The genetic correlations between stay green and lodging and between stay green and chlorophyll content were the highest. Xu et al. [38] reported the relationship between the visual score of stay green and the concentration of leaf chlorophyll in sorghum. Wanous et al. [39] reported that visual assessments of green leaf area and green leaf number correlate strongly with measured values of green leaf area for chlorophyll content under drought stress. Blackmer and Schepers [40] reported a positive correlation of chlorophyll concentration with leaf nitrogen concentration and green leaf coloration in maize. The stay green trait protects the leaf from chlorophyll degradation [41]. The results indicated that visual stay green scores were a reliable indicator of leaf senescence and should be useful for sorghum breeders to assess progeny when breeding for drought tolerance.

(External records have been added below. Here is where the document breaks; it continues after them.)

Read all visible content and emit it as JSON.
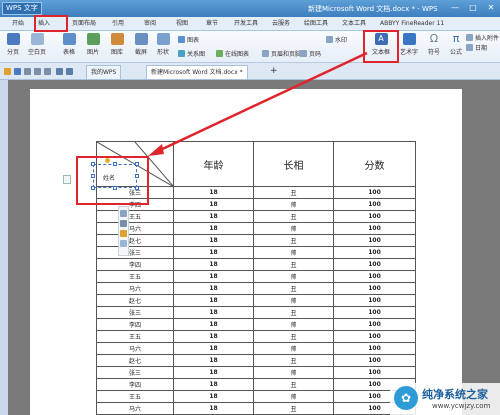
{
  "titlebar": {
    "app_name": "WPS 文字",
    "doc_title": "新建Microsoft Word 文档.docx * - WPS",
    "minimize": "—",
    "maximize": "□",
    "close": "✕"
  },
  "menu": {
    "tabs": [
      "开始",
      "插入",
      "页面布局",
      "引用",
      "审阅",
      "视图",
      "章节",
      "开发工具",
      "云服务",
      "绘图工具",
      "文本工具",
      "ABBYY FineReader 11"
    ],
    "active_tab": "插入"
  },
  "ribbon": {
    "buttons": [
      {
        "label": "分页",
        "icon": "page-break-icon",
        "color": "#4a7bc0"
      },
      {
        "label": "空白页",
        "icon": "blank-page-icon",
        "color": "#9ab6d6"
      },
      {
        "label": "表格",
        "icon": "table-icon",
        "color": "#5d8fcb"
      },
      {
        "label": "图片",
        "icon": "picture-icon",
        "color": "#5aa05a"
      },
      {
        "label": "图库",
        "icon": "gallery-icon",
        "color": "#d08a3a"
      },
      {
        "label": "截屏",
        "icon": "screenshot-icon",
        "color": "#6b8fc0"
      },
      {
        "label": "形状",
        "icon": "shape-icon",
        "color": "#7aa0d0"
      },
      {
        "label": "文本框",
        "icon": "textbox-icon",
        "color": "#3e6db3"
      },
      {
        "label": "艺术字",
        "icon": "wordart-icon",
        "color": "#3b76c4"
      },
      {
        "label": "符号",
        "icon": "omega-icon",
        "color": "#6a7f98"
      },
      {
        "label": "公式",
        "icon": "pi-icon",
        "color": "#3e6db3"
      }
    ],
    "small": {
      "chart": "图表",
      "relation": "关系图",
      "online_chart": "在线图表",
      "header_footer": "页眉和页脚",
      "page_number": "页码",
      "watermark": "水印",
      "attachment": "插入附件",
      "date": "日期"
    },
    "symbol_glyph": "Ω",
    "formula_glyph": "π",
    "textbox_glyph": "A"
  },
  "doc_tabs": [
    {
      "label": "我的WPS",
      "active": false
    },
    {
      "label": "新建Microsoft Word 文档.docx *",
      "active": true
    }
  ],
  "add_tab": "+",
  "table": {
    "headers": [
      "",
      "年龄",
      "长相",
      "分数"
    ],
    "corner_label": "姓名",
    "rows": [
      [
        "张三",
        "18",
        "丑",
        "100"
      ],
      [
        "李四",
        "18",
        "帅",
        "100"
      ],
      [
        "王五",
        "18",
        "丑",
        "100"
      ],
      [
        "马六",
        "18",
        "帅",
        "100"
      ],
      [
        "赵七",
        "18",
        "丑",
        "100"
      ],
      [
        "张三",
        "18",
        "帅",
        "100"
      ],
      [
        "李四",
        "18",
        "丑",
        "100"
      ],
      [
        "王五",
        "18",
        "帅",
        "100"
      ],
      [
        "马六",
        "18",
        "丑",
        "100"
      ],
      [
        "赵七",
        "18",
        "帅",
        "100"
      ],
      [
        "张三",
        "18",
        "丑",
        "100"
      ],
      [
        "李四",
        "18",
        "帅",
        "100"
      ],
      [
        "王五",
        "18",
        "丑",
        "100"
      ],
      [
        "马六",
        "18",
        "帅",
        "100"
      ],
      [
        "赵七",
        "18",
        "丑",
        "100"
      ],
      [
        "张三",
        "18",
        "帅",
        "100"
      ],
      [
        "李四",
        "18",
        "丑",
        "100"
      ],
      [
        "王五",
        "18",
        "帅",
        "100"
      ],
      [
        "马六",
        "18",
        "丑",
        "100"
      ],
      [
        "马六",
        "18",
        "帅",
        "100"
      ]
    ]
  },
  "watermark": {
    "title": "纯净系统之家",
    "url": "www.ycwjzy.com"
  },
  "colors": {
    "highlight": "#e0242b",
    "accent": "#3e7fbf"
  }
}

The negative correlation between SPADIII and grain yield could be explained by the fact that at maturity there was competition between leaves and grains for chlorophyll. Thus, there was loss of chlorophyll from the leaves to the benefit of grain filling causing leaf senescence in most progenies.
5. Conclusion
Seven populations of 669 progenies were developed by introgression (BC1) including five populations from HTE (High Transpiration Efficiency) and two populations from CWR (Crop Wild Relatives). This study highlighted the potential of wild sorghum and high transpiration efficiency landrace to enhance breeding leading to the identification of superior genotypes. It also suggested that wild sorghums are useful as donors for improving yield for farmer-preferred varieties. The characterization showed the existence of a large phenotypic variability for the flowering period, stay green, chlorophyll content, lodging and grain yield within the 669 BC1F5 progenies. This should enable identification of higher yielding varieties for the drought prone areas in Sahel. The heritability estimates indicated that selection should be effective for grain yield and putative drought tolerance traits. The existence of a correlation between putative drought tolerance traits should be useful to breeders evaluating progenies for drought tolerance. The best selected genotypes were assessed in the farm environment and on-station in 2018 and 2019 using a participatory farmer approach to improve farmers’ resilience to climate variability.
Acknowledgements
The author gratefully thanks the International Crops Research Institute for the Semi-Arid Tropics in Mali (ICRISAT) for providing him this opportunity to carry out a PhD thesis. The USAID “Feed the Future Innovation Laboratory for Climate Resilient Sorghum” is gratefully acknowledged for the financial support. Our gratefulness to the staff of the Sorghum Breeding Program at the Institut d’Economie Rural (IER) for their support for conducting the trials in this study. We wish to thank the members of Biosciences laboratory of the university (Ouagadougou) for their assistance in various aspects of this work.